Anatomy of a Golden Dataset:

Private Eval Element	What it is & Why it matters	Example
Real User Task	Actual queries pulled from your logs. Captures true user intent and messiness.	A messy Zendesk support ticket with typos.
Golden Answer	The ideal, human-approved output. Used as the ground truth for scoring.	A polite, accurate resolution text.
Grading Rubric	Specific criteria for success. Helps automated judges score objectively.	“Fail if the output is not valid JSON or tone is robotic.”
Adversarial Case	Malicious inputs designed to break your system. Tests safety boundaries.	A prompt injection attempt (“Ignore previous instructions…”).
Regression Case	A previously fixed bug. Ensures swapping models doesn’t re-introduce errors.	A specific query the previous model hallucinated on.

The Private Evaluation Workflow:

Sample: Extract representative interactions from your production logs (or beta testers).
Annotate: Have domain experts write or approve the “Golden Answers” for these interactions.
Run Candidate: Pass the tasks through the new model you want to test.
Score: Use deterministic scripts (e.g., JSON validation) or an LLM-as-a-Judge to compare the candidate’s output against the Golden Answers.

2.15 The Model Selection Decision Matrix

When you architect your system, use this decision matrix to force your team to articulate their assumptions:

Criterion	The Engineering Question
Task Fit	What exact job must the model do? (Generator, Router, Embedder?)
Quality	Is it accurate enough? What is the acceptable failure rate?
Latency & Cost	Is it fast enough for the UX? What is the cost per successful task?
Context	Do we need a 1M context window, or should we build a RAG pipeline?
Output Reliability	Can it reliably produce strict JSON?
Privacy / License	Can this data leave our infrastructure? Is it commercially licensed?
Migration	How easily can we swap this model out if prices rise?

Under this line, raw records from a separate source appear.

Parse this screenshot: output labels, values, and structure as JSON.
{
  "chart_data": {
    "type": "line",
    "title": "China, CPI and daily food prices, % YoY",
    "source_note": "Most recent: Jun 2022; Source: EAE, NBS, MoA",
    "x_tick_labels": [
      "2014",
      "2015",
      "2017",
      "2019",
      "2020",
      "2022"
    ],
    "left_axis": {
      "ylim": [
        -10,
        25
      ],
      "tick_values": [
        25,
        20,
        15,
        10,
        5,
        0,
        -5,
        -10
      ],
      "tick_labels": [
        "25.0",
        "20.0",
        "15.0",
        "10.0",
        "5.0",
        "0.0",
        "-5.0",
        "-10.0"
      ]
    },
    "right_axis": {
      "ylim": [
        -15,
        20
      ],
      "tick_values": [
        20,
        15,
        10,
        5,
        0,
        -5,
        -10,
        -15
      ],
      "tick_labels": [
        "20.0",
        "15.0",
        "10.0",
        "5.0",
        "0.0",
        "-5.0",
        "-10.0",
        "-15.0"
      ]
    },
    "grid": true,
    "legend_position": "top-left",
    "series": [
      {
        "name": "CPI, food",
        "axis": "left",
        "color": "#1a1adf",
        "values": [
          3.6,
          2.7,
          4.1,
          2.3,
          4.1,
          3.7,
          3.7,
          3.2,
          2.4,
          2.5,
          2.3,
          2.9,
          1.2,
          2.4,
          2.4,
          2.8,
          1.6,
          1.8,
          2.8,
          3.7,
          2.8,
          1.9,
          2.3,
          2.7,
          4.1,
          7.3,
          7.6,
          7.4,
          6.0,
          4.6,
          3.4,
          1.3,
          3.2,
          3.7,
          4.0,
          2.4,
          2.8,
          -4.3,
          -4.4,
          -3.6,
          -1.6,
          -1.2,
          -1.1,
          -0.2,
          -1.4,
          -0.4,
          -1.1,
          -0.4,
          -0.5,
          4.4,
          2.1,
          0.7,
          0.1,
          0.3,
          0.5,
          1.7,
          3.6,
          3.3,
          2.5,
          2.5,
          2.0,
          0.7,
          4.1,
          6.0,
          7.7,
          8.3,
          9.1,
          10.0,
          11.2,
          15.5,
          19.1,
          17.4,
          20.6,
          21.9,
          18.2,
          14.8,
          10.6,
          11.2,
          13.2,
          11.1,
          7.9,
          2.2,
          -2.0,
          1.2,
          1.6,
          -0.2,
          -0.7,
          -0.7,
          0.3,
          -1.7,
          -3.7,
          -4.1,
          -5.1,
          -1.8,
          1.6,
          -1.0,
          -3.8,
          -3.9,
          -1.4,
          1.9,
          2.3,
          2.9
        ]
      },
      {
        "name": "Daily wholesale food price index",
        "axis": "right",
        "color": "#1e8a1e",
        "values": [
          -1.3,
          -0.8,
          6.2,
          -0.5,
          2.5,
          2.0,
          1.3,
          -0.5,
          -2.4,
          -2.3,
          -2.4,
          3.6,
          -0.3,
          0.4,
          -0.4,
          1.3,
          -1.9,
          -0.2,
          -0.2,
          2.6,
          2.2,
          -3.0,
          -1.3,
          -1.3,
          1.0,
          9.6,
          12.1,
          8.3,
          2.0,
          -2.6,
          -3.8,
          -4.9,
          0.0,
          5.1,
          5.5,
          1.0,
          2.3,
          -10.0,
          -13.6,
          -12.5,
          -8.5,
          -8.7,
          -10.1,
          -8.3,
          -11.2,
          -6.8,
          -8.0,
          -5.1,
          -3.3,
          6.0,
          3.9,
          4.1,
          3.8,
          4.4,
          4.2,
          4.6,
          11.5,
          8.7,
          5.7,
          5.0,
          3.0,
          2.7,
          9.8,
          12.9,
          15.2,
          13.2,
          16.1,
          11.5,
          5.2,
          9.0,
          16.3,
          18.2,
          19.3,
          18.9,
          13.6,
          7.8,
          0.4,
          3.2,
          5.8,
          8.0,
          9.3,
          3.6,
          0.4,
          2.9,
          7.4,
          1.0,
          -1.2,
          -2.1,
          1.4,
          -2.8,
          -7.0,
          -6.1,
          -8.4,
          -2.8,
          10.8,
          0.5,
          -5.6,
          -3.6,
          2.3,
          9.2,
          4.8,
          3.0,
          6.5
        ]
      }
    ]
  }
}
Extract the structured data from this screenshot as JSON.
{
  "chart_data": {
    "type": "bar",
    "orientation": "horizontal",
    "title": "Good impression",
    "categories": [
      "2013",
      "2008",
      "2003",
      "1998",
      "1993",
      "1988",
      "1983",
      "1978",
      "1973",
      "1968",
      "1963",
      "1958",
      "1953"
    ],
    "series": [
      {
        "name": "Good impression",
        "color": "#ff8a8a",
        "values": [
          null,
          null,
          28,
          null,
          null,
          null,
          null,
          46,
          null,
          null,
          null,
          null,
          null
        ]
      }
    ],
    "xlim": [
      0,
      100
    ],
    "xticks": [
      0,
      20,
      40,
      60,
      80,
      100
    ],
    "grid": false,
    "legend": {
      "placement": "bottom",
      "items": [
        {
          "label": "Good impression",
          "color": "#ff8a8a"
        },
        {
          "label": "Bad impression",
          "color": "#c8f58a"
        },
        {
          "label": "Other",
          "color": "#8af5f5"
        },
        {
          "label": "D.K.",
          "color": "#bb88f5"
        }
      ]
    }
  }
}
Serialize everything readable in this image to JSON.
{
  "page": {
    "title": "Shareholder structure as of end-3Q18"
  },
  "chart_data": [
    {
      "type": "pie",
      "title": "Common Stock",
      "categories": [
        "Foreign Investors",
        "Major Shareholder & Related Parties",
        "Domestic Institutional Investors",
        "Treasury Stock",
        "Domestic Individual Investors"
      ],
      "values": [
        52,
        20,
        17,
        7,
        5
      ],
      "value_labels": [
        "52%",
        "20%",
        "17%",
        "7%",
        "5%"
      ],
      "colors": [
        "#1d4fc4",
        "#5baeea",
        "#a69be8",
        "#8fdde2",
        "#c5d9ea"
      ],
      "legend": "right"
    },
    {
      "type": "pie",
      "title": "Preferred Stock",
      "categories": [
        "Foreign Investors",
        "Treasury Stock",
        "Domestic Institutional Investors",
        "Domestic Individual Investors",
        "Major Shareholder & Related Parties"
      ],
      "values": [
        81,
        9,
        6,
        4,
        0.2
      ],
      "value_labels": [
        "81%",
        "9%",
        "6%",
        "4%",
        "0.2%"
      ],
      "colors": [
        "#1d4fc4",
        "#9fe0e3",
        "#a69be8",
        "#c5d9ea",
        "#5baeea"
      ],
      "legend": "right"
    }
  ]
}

2.16 Model Migration and Drift

Model selection is never final. Providers deprecate models, and behaviors “drift” silently over time (e.g., safety filters tighten, outputs become terser).

Plan for migration on day one by:

Using Versioned Endpoints: Specify exact model versions (e.g., model-v1-0314) instead of generic aliases (model-latest) to prevent sudden backend breakages.
Implementing Regression Tests: Never switch models without running your private evaluation suite.
Designing Fallbacks: Use your model router to seamlessly switch providers during an outage.

Now that we know how to discover, evaluate, and navigate the economics of the model ecosystem, it is time to start building. In Chapter 3, we will leave the theory behind and write our first production-grade code to integrate these models into a reliable backend application.